Geographical coordinates#

data_i = np.arange(24).reshape(2,4,3)
data_i.shape
(2, 4, 3)
plt.imshow(data_i[0]) # first timestep
plt.colorbar()
<matplotlib.colorbar.Colorbar at 0x7fcf5dde7f40>
_images/dfs2_21_1.png
grid = mikeio.Grid2D(x0 = 12.0, dx= 1.0, y0= 55.0, dy=1.0, nx=3, ny=4, projection="LONG/LAT")
grid
<mikeio.Grid2D>
x: [12, 13, 14] (nx=3, dx=1)
y: [55, 56, ..., 58] (ny=4, dy=1)
projection: LONG/LAT
import pandas as pd

nt = data_i.shape[0]

da = mikeio.DataArray(data = data_i,
                      geometry=grid,
                      time = pd.date_range("2020",periods=nt,freq='D'),
                      item= mikeio.ItemInfo("Example", mikeio.EUMType.Elevation))

da
<mikeio.DataArray>
name: Example
dims: (time:2, y:4, x:3)
time: 2020-01-01 00:00:00 - 2020-01-02 00:00:00 (2 records)
geometry: Grid2D (ny=4, nx=3)
ds = mikeio.Dataset([da])
ds
<mikeio.Dataset>
dims: (time:2, y:4, x:3)
time: 2020-01-01 00:00:00 - 2020-01-02 00:00:00 (2 records)
geometry: Grid2D (ny=4, nx=3)
items:
  0:  Example <Elevation> (meter)
ds.to_dfs("example_geo.dfs2")

Screenshot from MIKE Zero (viridis palette).

Note

Note the location of the origin.

Projected coordinates#

Projection string in WKT format. Use MIKE Zero for formatting. Some shorthands are available for UTM zones, e.g. UTM-32.

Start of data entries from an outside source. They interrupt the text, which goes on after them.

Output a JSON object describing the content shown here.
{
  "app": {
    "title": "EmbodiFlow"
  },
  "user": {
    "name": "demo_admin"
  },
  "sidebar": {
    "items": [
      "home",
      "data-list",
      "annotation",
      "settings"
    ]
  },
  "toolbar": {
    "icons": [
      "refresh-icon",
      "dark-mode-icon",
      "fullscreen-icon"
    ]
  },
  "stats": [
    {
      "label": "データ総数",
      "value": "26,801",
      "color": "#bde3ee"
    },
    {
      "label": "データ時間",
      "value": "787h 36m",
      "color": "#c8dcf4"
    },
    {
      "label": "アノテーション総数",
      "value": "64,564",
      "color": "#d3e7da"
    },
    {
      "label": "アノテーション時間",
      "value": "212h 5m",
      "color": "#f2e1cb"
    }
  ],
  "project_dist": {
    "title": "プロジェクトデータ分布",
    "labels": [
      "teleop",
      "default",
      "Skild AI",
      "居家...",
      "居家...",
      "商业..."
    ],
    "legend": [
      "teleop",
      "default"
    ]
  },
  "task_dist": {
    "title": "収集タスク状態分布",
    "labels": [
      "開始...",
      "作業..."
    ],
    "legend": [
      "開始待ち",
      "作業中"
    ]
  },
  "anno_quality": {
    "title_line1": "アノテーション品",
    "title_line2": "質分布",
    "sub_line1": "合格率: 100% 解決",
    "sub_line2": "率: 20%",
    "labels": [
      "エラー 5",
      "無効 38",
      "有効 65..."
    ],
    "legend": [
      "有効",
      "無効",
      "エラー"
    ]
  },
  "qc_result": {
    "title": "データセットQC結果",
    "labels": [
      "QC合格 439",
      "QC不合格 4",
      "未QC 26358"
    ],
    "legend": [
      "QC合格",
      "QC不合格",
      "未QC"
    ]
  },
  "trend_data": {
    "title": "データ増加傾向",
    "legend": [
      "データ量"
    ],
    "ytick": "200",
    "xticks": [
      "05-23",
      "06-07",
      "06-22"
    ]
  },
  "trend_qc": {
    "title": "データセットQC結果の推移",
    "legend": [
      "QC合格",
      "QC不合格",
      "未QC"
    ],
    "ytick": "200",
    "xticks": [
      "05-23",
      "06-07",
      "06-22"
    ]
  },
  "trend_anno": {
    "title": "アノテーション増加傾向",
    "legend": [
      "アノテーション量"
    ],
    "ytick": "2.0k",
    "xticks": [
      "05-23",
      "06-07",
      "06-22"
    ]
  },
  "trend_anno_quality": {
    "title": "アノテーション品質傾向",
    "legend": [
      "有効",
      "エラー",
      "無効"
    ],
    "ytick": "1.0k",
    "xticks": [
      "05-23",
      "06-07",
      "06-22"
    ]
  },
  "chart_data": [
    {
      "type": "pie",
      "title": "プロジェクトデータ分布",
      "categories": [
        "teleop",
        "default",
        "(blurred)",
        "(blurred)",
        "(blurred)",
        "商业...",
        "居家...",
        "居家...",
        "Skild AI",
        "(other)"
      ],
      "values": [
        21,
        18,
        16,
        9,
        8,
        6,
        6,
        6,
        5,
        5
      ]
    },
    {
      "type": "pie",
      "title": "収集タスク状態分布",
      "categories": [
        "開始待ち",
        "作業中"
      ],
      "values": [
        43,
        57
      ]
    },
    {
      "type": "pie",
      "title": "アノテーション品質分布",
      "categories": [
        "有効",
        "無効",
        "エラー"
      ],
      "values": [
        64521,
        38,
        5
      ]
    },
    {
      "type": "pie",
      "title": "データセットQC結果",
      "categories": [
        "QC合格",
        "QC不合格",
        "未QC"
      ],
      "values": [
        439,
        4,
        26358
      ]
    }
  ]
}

pgrid = mikeio.Grid2D(x0 = 337100.0, dx= 10000.0, y0= 6122900.0, dy=10000.0, nx=3, ny=4, projection="UTM-32")
pgrid
<mikeio.Grid2D>
x: [3.371e+05, 3.471e+05, 3.571e+05] (nx=3, dx=1e+04)
y: [6.123e+06, 6.133e+06, ..., 6.153e+06] (ny=4, dy=1e+04)
projection: UTM-32
pda = mikeio.DataArray(data = data_i,
                       geometry=pgrid,
                       time = pd.date_range("2020",periods=nt,freq='D'),
                       item= mikeio.ItemInfo("Example", mikeio.EUMType.Elevation))

pda
<mikeio.DataArray>
name: Example
dims: (time:2, y:4, x:3)
time: 2020-01-01 00:00:00 - 2020-01-02 00:00:00 (2 records)
geometry: Grid2D (ny=4, nx=3)
pda.plot()
<AxesSubplot:xlabel='Easting [m]', ylabel='Northing [m]'>
_images/dfs2_31_1.png
pda.to_dfs("example_proj.dfs2")

Screenshot from MIKE Zero using a projected coordinate system.